Downer's Fenn has plenty of Spotless sceptics

Downer Group CEO Grant Fenn went ahead with $1.2 billion takeover bid for Spotless without due diligence.
Downer Group CEO Grant Fenn went ahead with $1.2 billion takeover bid for Spotless without due diligence. Louie Douvis

Just when the short sellers thought Spotless Group was headed into a death spiral, Grant Fenn from Downer enters with an all-cash offer that places an enterprise value on the target company of $2.1 billion.

Fenn's offer has raised eyebrows for a whole host of reasons, not the least of which is the 60 per cent premium being offered relative to the last Spotless share price.

Other reasons for the undercurrent of concern in the market about Fenn's gung ho approach are the lack of due diligence, the relatively small amount of promised synergy benefits and the lack of overlap between the two businesses.

Here are a range of comments that sum up the negative sentiment that was swirling around the market yesterday.

"This is the greatest get-out-of-jail card for [Spotless] shareholders they have ever seen – don't throw this one away," said Richard Coppleson from Bell Potter.

Coppleson's advice in a nutshell was: "Take the money and run."

"I would consider this deal as one of the worst in the history of Aussie M&A;," said Sujit Dey on the hedge fund sales desk at Credit Suisse.

Dey gave his hedge fund clients at least five reasons why Downer should not have bought Spotless.

He said Spotless had propped up its earnings, had weak cash conversion, its margins had been declining, its market capitalisation of $800 million was less than its net debt of $848 million, and its gearing was getting out of control.

"This acquisition raises lots of red flags!" said a dealer on another hedge fund sales desk in Sydney.

"Massive deal vs acquirer's size, massive equity raising, tenuously related business, low quality franchise, increased gearing, no due diligence, EPS accretion not the relevant metric and increased 'market relevance' doesn't correlate with returns," he said.

However, this same dealer told Chanticleer that "if anyone can make it work, it is Grant Fenn".

It should be noted that hedge fund sales desks make their money out of advising hedge funds on short-selling opportunities.

If anyone had been short Spotless on Monday, they would have been blown away by the Downer bid.

That context could lead you to think there are possibly some sour grapes squeezed into the initial reaction to Downer's takeover offer.

Either way, there are some tough decisions facing shareholders in Downer as they contemplate an equity capital raising that is just under a third of the size of their company.

Do Downer shareholders back the management that has helped turn around Downer?

Do they forget about the lack of due diligence on Spotless and trust Fenn and his team to make the target company more profitable?

Or do they sell the rights to new shares issued through the $1 billion entitlement offer?

If that is their course of action, the next most logical step is to dispose of all their remaining stock.

Of course, there is the possibility that some Downer shareholders will take the view that instead of being transformative, this M&A; deal is actually destructive.

That could prompt them to go from being buyers of the stock to selling it short.

It would not be surprising if the short sellers in Spotless shifted their attention to Downer.

But that would show a complete lack of faith in the proven abilities of Fenn.

Ironically, Fenn's success at Downer draws attention to the historic paucity of management skills in a range of industries reliant upon long-term contracting.

Think about all the profit downgrades and losses that have been incurred at companies that could not work out a positive net present value for contracts they entered into.

High profile examples include Macmahon Holdings, UGL, Worley Parsons, Sedgman and Henry Walker Eltin.

Downer itself is an example of a company that got into serious financial strife thanks to long tail train maintenance contracts with the NSW government.

One of the lessons from these companies is that it is extremely difficult to know, from publicly available financial information, about the granular detail of long-term contracts.

Someone with a long experience in writing long-term contracts told Chanticleer that he used to go on "gut feel".

In some instances, companies such as UGL wrote contracts that could were so large that the balance sheet could not support them when things went wrong.
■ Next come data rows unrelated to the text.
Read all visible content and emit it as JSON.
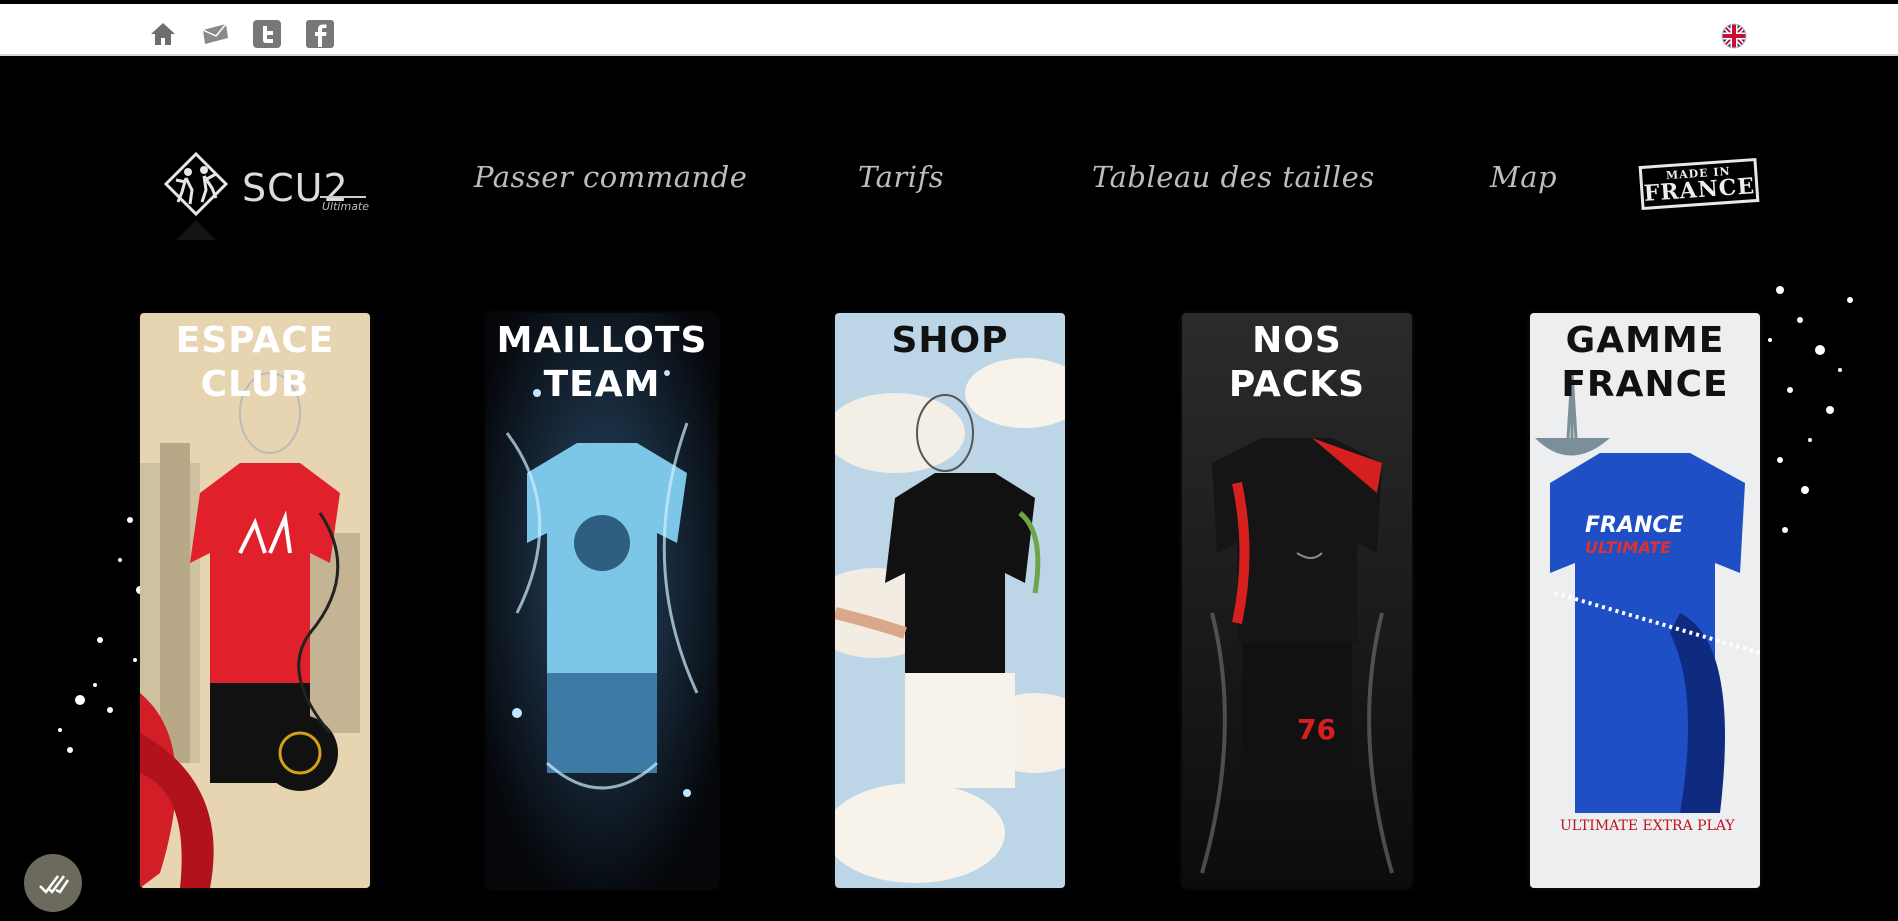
{
  "topbar": {
    "icons": [
      "home-icon",
      "mail-icon",
      "twitter-icon",
      "facebook-icon"
    ],
    "language_flag": "uk-flag-icon"
  },
  "logo": {
    "text": "SCU2",
    "subtitle": "Ultimate"
  },
  "nav": {
    "items": [
      "Passer commande",
      "Tarifs",
      "Tableau des tailles",
      "Map"
    ],
    "badge": {
      "line1": "MADE IN",
      "line2": "FRANCE"
    }
  },
  "panels": [
    {
      "line1": "ESPACE",
      "line2": "CLUB"
    },
    {
      "line1": "MAILLOTS",
      "line2": "TEAM"
    },
    {
      "line1": "SHOP",
      "line2": ""
    },
    {
      "line1": "NOS",
      "line2": "PACKS"
    },
    {
      "line1": "GAMME",
      "line2": "FRANCE"
    }
  ],
  "panel_shirt_texts": {
    "france_front": "FRANCE",
    "france_front_sub": "ULTIMATE",
    "france_words": "ULTIMATE EXTRA PLAY",
    "packs_number": "76"
  },
  "colors": {
    "background": "#000000",
    "topbar": "#ffffff",
    "nav_text": "#bdbdbd",
    "club_shirt": "#e0202a",
    "team_shirt": "#7cc6e8",
    "france_shirt": "#1f4fc4"
  }
}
That was woeful risk management.

Fenn said on Tuesday that the Spotless deal was a good one for Downer shareholders because its long-term contracts provided high certainty over revenues.

The weighted average contract revenue is about five years. Fenn is particularly bullish about the public private partnership contracts entered into by Spotless that have lifetime revenues of $10.6 billion and an average tenure of 28 years.

He also likes the new business pipeline of $1.6 billion.

Spotless has been on the nose with fund managers ever since its controversial profit downgrade in December 2015.

That helps explain why Fenn was able to quickly move to 19.9 per cent of the target.

Dey at Credit Suisse believes there is a "material risk" that the deal will never complete because it is conditional on no change to the target company's profit guidance.

Scepticism can be a valuable trait in financial markets, but if you are perpetually sceptical, you will never buy anything.